Action: Replace any newly installed RAM, and check with your OS supplier for the latest OS patch information.
The operating system then passes the block to a device driver.
A device driver bug can cause corruption here.
Action: Check OS supplier for the latest patch information.
The device driver then passes the block to the disk controller.
A faulty disk controller or a controller firmware bug can cause corruption here.
The disk controller then transfers the block to the disk, possibly via an external cable.
Faulty disk or cable can cause corruption here.
In reading the block, the reverse happens. A similar sequence of events occurs when backing up and restoring. Using non-PROGRESS backup utilities (particularly if they are not the standard ones provided with the operating system) introduces another potential point of failure.
In addition, after a block has been read from disk and while it is present in the database manager's buffer pool, a memory shortage may cause the operating system to page the buffer to disk (in the paging file) and retrieve it later, unbeknownst to the storage manager. Errors and corruption can occur during this process as well.
For SCO UNIX, UnixWare, Linux, and Solaris Intel systems, using old PC hardware, the BIOS sector translation for DOS drives greater than 1 GB _MUST_ be disabled. If you are running one of these operating systems with that translation turned on, the BIOS translates sectors for the benefit of DOS. This translation is not needed for other operating systems. Turning BIOS sector translation off may greatly reduce if not eliminate the 1124 errors and may greatly increase performance, too.
MISCELLANEOUS USER EXPERIENCE
These 'case studies' are provided merely as suggestions on where to focus your research efforts when trying to troubleshoot the cause of the 1124 error.
1) During an idxbuild on a system with a defective SCSI cable, errors occurred at random points in the job, different each time.
If the problem seems to come and go, then check such things as terminators or not having enough cable between connectors, termination power, and anything else related.
Another customer, on an AIX system, found that with all the disks connected via SCSI controllers, when they added all their cable length together, had exceeded the specified maximum length for SCSI. They split off the disks and the 1124 errors went away.
2) The 1124 error occurred on a database that had been cpio'd from another machine. The customer was able to run the process on the original machine but not on the copy.
Damage may have been caused when the cpio copy was performed.

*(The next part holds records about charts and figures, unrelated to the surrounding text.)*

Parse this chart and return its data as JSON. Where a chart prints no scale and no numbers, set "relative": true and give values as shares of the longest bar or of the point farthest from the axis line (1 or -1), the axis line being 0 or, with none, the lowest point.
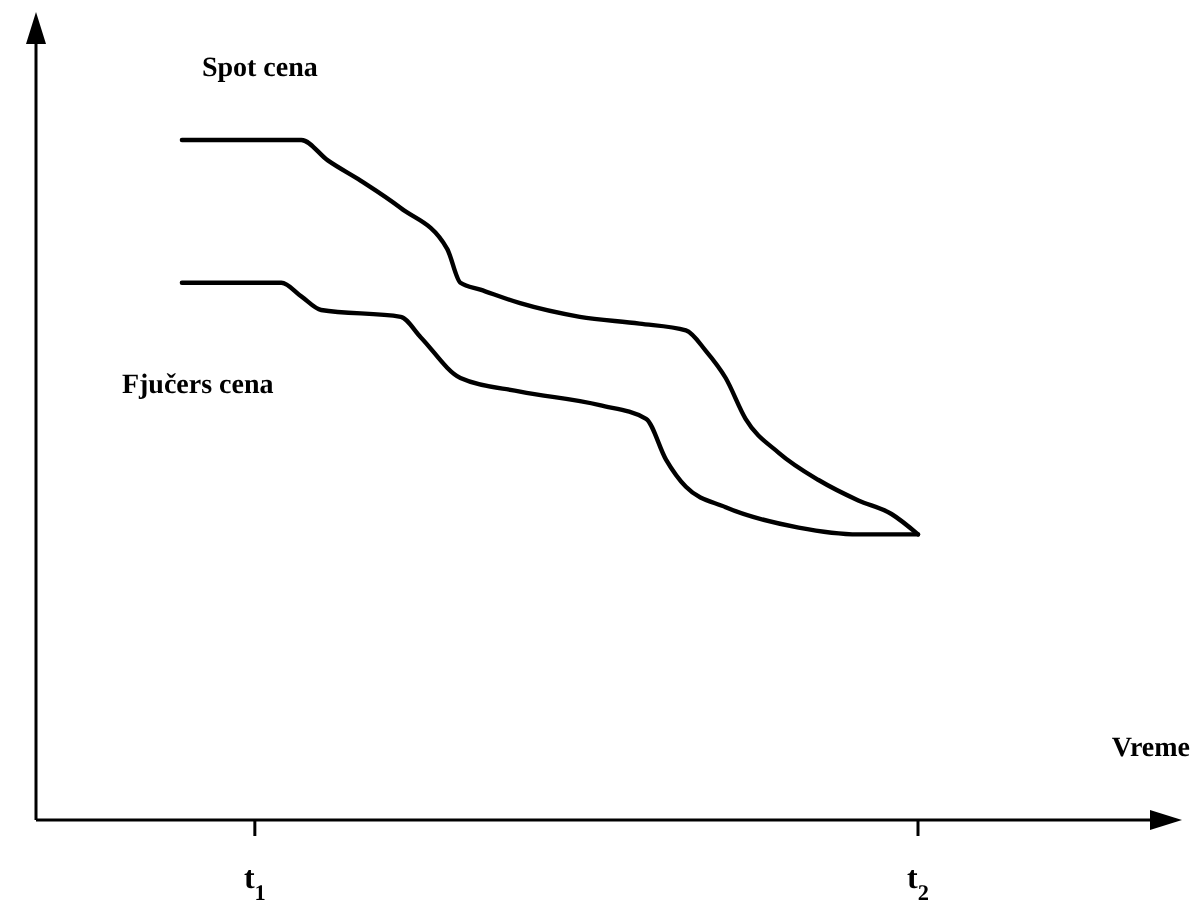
{
  "chart_data": {
    "type": "line",
    "relative": true,
    "xlabel": "Vreme",
    "xlim": [
      0.67,
      2.38
    ],
    "xticks": [
      {
        "value": 1,
        "label": "t$_{1}$"
      },
      {
        "value": 2,
        "label": "t$_{2}$"
      }
    ],
    "marker": "none",
    "line_style": "solid",
    "series": [
      {
        "name": "Spot cena",
        "color": "#000000",
        "x": [
          0.89,
          1.07,
          1.11,
          1.16,
          1.22,
          1.29,
          1.31,
          1.34,
          1.4,
          1.49,
          1.58,
          1.65,
          1.68,
          1.71,
          1.74,
          1.79,
          1.85,
          1.91,
          1.96,
          2.0
        ],
        "values": [
          1.0,
          1.0,
          0.97,
          0.94,
          0.9,
          0.84,
          0.79,
          0.78,
          0.76,
          0.74,
          0.73,
          0.72,
          0.69,
          0.65,
          0.59,
          0.54,
          0.5,
          0.47,
          0.45,
          0.42
        ]
      },
      {
        "name": "Fjučers cena",
        "color": "#000000",
        "x": [
          0.89,
          1.04,
          1.07,
          1.1,
          1.22,
          1.25,
          1.31,
          1.4,
          1.52,
          1.59,
          1.62,
          1.65,
          1.71,
          1.82,
          1.91,
          2.0
        ],
        "values": [
          0.79,
          0.79,
          0.77,
          0.75,
          0.74,
          0.71,
          0.65,
          0.63,
          0.61,
          0.59,
          0.53,
          0.49,
          0.46,
          0.43,
          0.42,
          0.42
        ]
      }
    ]
  }
}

Check the size of the database against the ulimit size on the machine that you copied the database to. cpio will truncate the database at the ulimit size without giving you an error message.
NOTE: The PROGRESS backup utility, probkup, will override the ulimit size but cpio will not.
3) Shared memory client might corrupt memory.
At a customer’s, shared memory clients were running a 3rd-party shared library (.DLL on Windows, .so on UNIX). The 3rd-library contained a bug because of which random region of memory would be overwritten with random data; most of the times, the overwritten region would be memory private to the client, so that only the very client hitting the bug would crash, but occasionally the overwritten region would be in shared memory. A database crash with error 1124 would ensue almost immediately after that.
4) It is possible that the machine has memory problems and/or if you are using a disk cache, the block is being corrupted by the caching process.
5) Verify that the motherboard's speed is correctly set to match the CPU's speed.
6) Examine other simultaneous processes accessing the drives.
One customer had a benchmark process that was able to cause the error. What they also found is running multiple index rebuilds on multiple databases at the same time also caused the error. It seemed any workload that generated high levels of disk activity would cause the error.
The customer was able to determine that this problem was only occurring on one particular model of hard drive they were using. The problem occurred regardless of whether the hard drive was a master or slave drive.
The cause was ultimately determined to be flawed disk drive design and all drives of this particular model were faulty.